Economy


Suspension of BIR audit lifted: BIR is back to the grind




Let’s Talk Tax
By Cheryl R. Gatdula


Posted on September 07, 2016


The first of September 2016 marks the resumption of the previously-suspended tax audits being handled by the Bureau of Internal Revenue (BIR). This was by virtue of Revenue Memorandum Circular (RMC) No. 91-2016.


The said RMC mentioned that the lifting of the suspension was done since “the conferred authority under the laws to the BIR for the collection of taxes, to be more effectively administered and implemented, requires some form of enforcement activities to ensure the collection of correct taxes at the times prescribed by the law.”

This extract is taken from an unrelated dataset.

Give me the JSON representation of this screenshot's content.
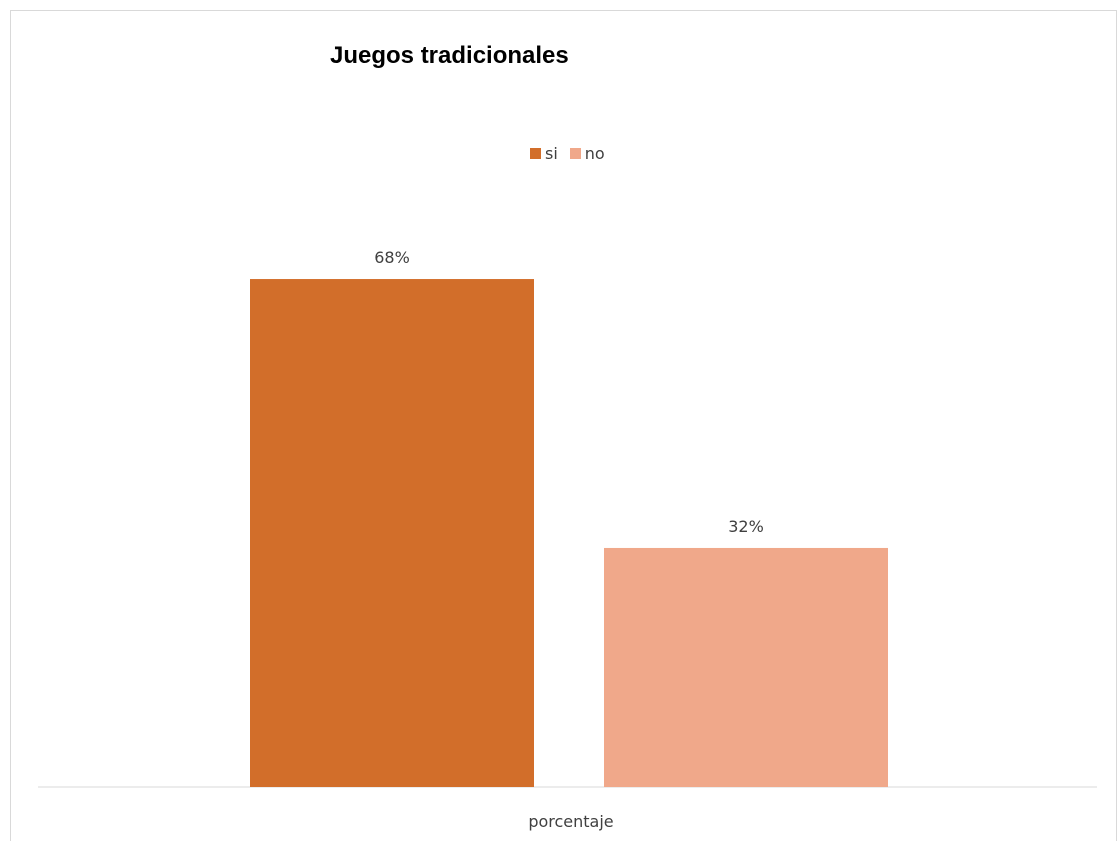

RMC No. 91-2016 lifted the suspension of all field audit and operations of the BIR in relation to the examination and verification of the taxpayers’ books of accounts, records, and other transactions. Prior to this RMC, the BIR issued RMC No. 70-2016 which suspended the field audit of the BIR examiners (except in certain cases, like those cases already prescribing and those cases involving taxpayers retiring from business), as well as the issuance of written orders to audit or investigate the internal revenue tax liabilities of taxpayers. According to news reports, this previous suspension of BIR audits took place when the new BIR Commissioner was made aware of certain tax investigations that took years to be processed and were saddled with delays, some for causes that cannot be explained.

Now, as the suspension of the BIR audits is lifted, the BIR is definitely back to the grind. But, what can the taxpayers expect?

It could be expected that starting this month of September, several notices of tax audits will be issued to the taxpayers, and that the BIR examiners will be in full throttle again in their investigations.

However, many taxpayers are anxious that there might still be cases of assessment harassment, wherein:

BIR examiners may harass taxpayers by producing unsupported huge amounts of initial tax findings against the taxpayers, like what happened in the past. This situation is feared by many to be a possible source of corruption.

Although based on recent news, while the audits are suspended for two months, the BIR is showing that it is serious in disciplining its examiners by releasing reports that there were investigations that are being made for allegedly erring examiners. Some have been suspended while others were already dismissed out of service. How this disciplinary approach will be sustained by the BIR is something that remains to be seen.

Nonetheless, the taxpayers should be prepared for any BIR audit knowing that the BIR’s findings could be on factual issues and sometimes on a legal matters.

Thus, taxpayers should be knowledgeable and updated on the developments about topics affecting their business operations. Also, they should always have a review mechanism to check whether the tax practices of their companies are in accordance with the tax rules.

The taxpayers may also consider looking back to check whether there were errors committed in the past (for open years that could still be subjected to BIR audits), and determine whether amendments to the tax returns have to be made. Note that once the taxpayer receives a notice of audit from the BIR, the taxpayer can no longer amend its tax returns.

As commonly observed, the usual findings of the BIR in assessments include unsupported expenses due to documentation deficiencies, unsupported creditable withholding taxes and input value-added taxes, withholding tax deficiencies, and differences from comparisons of amounts of identified accounts per books as against the corresponding amounts in the tax returns, among others. Hence, the taxpayers, in reviewing their practices and documentations, should not forget to verify these items.

Note that simple hits and misses with regard to the tax impact of the companies’ practices could mean millions, billions even, of wasted funds for tax exposures. Thus, the taxpayers should be cautious about this.

On another note, in case there are instances of harassment during assessments, the taxpayers should have to be firm in their values. Resorting to bribery would just encourage the practice of some erring examiners to continue, and will promote the system of corruption that we all abhor. Needless to say, bribery is a criminal offense punishable by imprisonment.

The two-month suspension of BIR audits has already passed. It remains to be seen on how the BIR examiners will approach their resumed examinations, considering that the target revenue of the BIR for the taxable year 2016 is about P2 trillion. Will they be strict? Will they be reasonable? At any rate, nothing beats an honest and prepared taxpayer.

Cheryl R. Gatdula is a senior of the Tax Advisory and Compliance division of Punongbayan & Araullo. P&A is a leading audit, tax, advisory and outsourcing services firm and is the Philippine member of Grant Thornton International Ltd.